SINCE March 12, 2012, Slovakia has been living the ‘Year of Fico’. Unlike the signs of the Chinese zodiac, this particular cycle will last not one but four years. While opposition ‘astrologers’ say the country has entered a cycle of astronomically high unemployment, deteriorating business conditions and increasingly unclear rules, those who run the country say that it is headed towards stability and ‘certainties’ for the socially weak.
To right-wing voters, and those who endured massive disappointment at the hands of the four right-wing parties who in effect facilitated his return to power by their inability to compromise, the prospect of living under the sign of Fico provokes apathy and weariness.
There are a couple of eager self-declared new leaders who say they are ready to take on the challenge, but they resemble lonely runners who never look back and assume that they are being pursued by an army of followers headed for the same destination. While they offer grand visions for the country, visions alone do not make anyone a leader in Slovakia – or anywhere else for that matter.
Robert Fico is now ruling Slovakia alone, unlike in his first period in government, when in 2006 he ushered back into power the notorious Slovak National Party (SNS) and the Movement for a Democratic Slovakia (HZDS), with all their political baggage of nationalism and cronyism. He can rule alone not only because their term in power with Fico helped sink both Vladimír Mečiar of the HZDS and Ján Slota of the SNS – neither of whom even managed to make it into parliament in 2012 – but also thanks to his landslide victory, in which he harvested 44.4 percent of the vote and, for the first time since the fall of communism, a single-party majority in parliament.
But this also means that all the responsibility rests on his shoulders, which, given the fact that unemployment is now at almost 15 percent, its highest level since 2004, is heavier than anything he had to carry between 2006 and 2010.
Both Fico and his labour minister have been at real pains to argue that it is the global economic crisis and Slovakia’s troubled European partners, not their own changes to the tax laws or the Labour Code, that are exterminating jobs in Slovakia. Yet it now seems that even some of his staunch supporters might be having a hard time swallowing this, at least according to the most recent poll by the Focus agency, which showed Smer with 34.6-percent support – 10 percentage points less than in last year’s election.
Though the poll instantly prompted speculation about whether it really represented a trend, with pundits trying to interpret the drop and what it could mean, given the massive support that Fico still enjoys and the fact that he still has at least three years to go, it gives relatively little hope to those who are hunting for new voters. As Ján Baránek, a sociologist working for Polis, noted, those who abandon Fico will first go into the column of undecided voters – and linger there for some time. It is unlikely then that the ‘new leaders’ will benefit from them any time soon, if at all.

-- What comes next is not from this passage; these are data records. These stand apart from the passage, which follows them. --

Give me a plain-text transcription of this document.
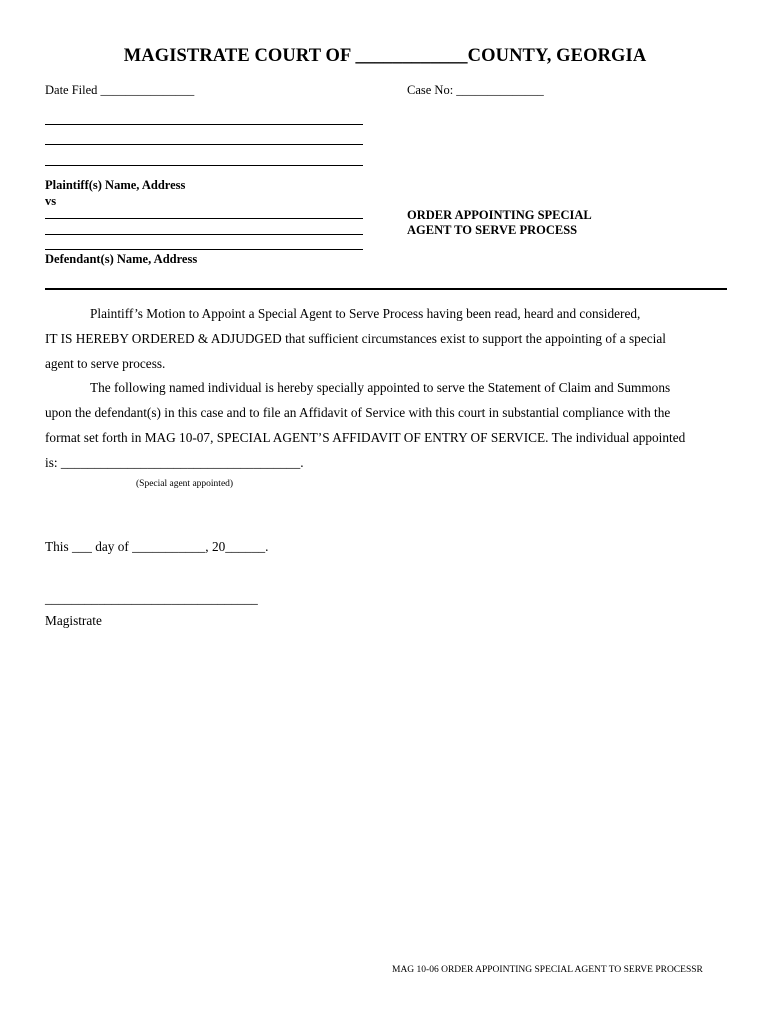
MAGISTRATE COURT OF ____________COUNTY, GEORGIA
Date Filed _______________	Case No: ______________
Plaintiff(s) Name, Address
vs
Defendant(s) Name, Address
ORDER APPOINTING SPECIAL
AGENT TO SERVE PROCESS
Plaintiff’s Motion to Appoint a Special Agent to Serve Process having been read, heard and considered,
IT IS HEREBY ORDERED & ADJUDGED that sufficient circumstances exist to support the appointing of a special
agent to serve process.
The following named individual is hereby specially appointed to serve the Statement of Claim and Summons
upon the defendant(s) in this case and to file an Affidavit of Service with this court in substantial compliance with the
format set forth in MAG 10-07, SPECIAL AGENT’S AFFIDAVIT OF ENTRY OF SERVICE. The individual appointed
is: ____________________________________.
(Special agent appointed)
This ___ day of ___________, 20______.
________________________________
Magistrate
MAG 10-06 ORDER APPOINTING SPECIAL AGENT TO SERVE PROCESSR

Commentators and analysts have also been busy trying to determine whether Fico’s ruling style has changed, and if so what impact this change will have on laws, policies and the way that those who did not vote for him, and never will, actually feel about their place in society.
As a matter of fact, Fico no longer calls journalists prostitutes or idiots and he is mostly able to contain himself during his encounters with reporters, but that is probably due to the fact that he has chosen a different strategy for polishing his image rather than his conviction that the public has the right to check him and ask questions – and that journalists are their voice, eyes and ears in doing so.
Fico’s recent heated comments directed at minorities, which suggested that he thinks Slovakia is for Slovaks, gives a pretty clear idea about how far any metamorphosis by Fico is likely to go, given the character of his audience.
When he said “we did not establish our independent state in the first place for minorities”, Fico was talking to an audience at Matica Slovenská, a state-funded cultural heritage institution based in Martin which political analyst Grigorij Mesežnikov, in a recent interview with The Slovak Spectator, characterised as an “outdated organisation which for years has been behaving as a de facto political party, [as] part of the nationalist block”. This certainly goes some way to explain Fico’s nationalist rhetoric. What is scary is that he seemed rather comfortable in the role.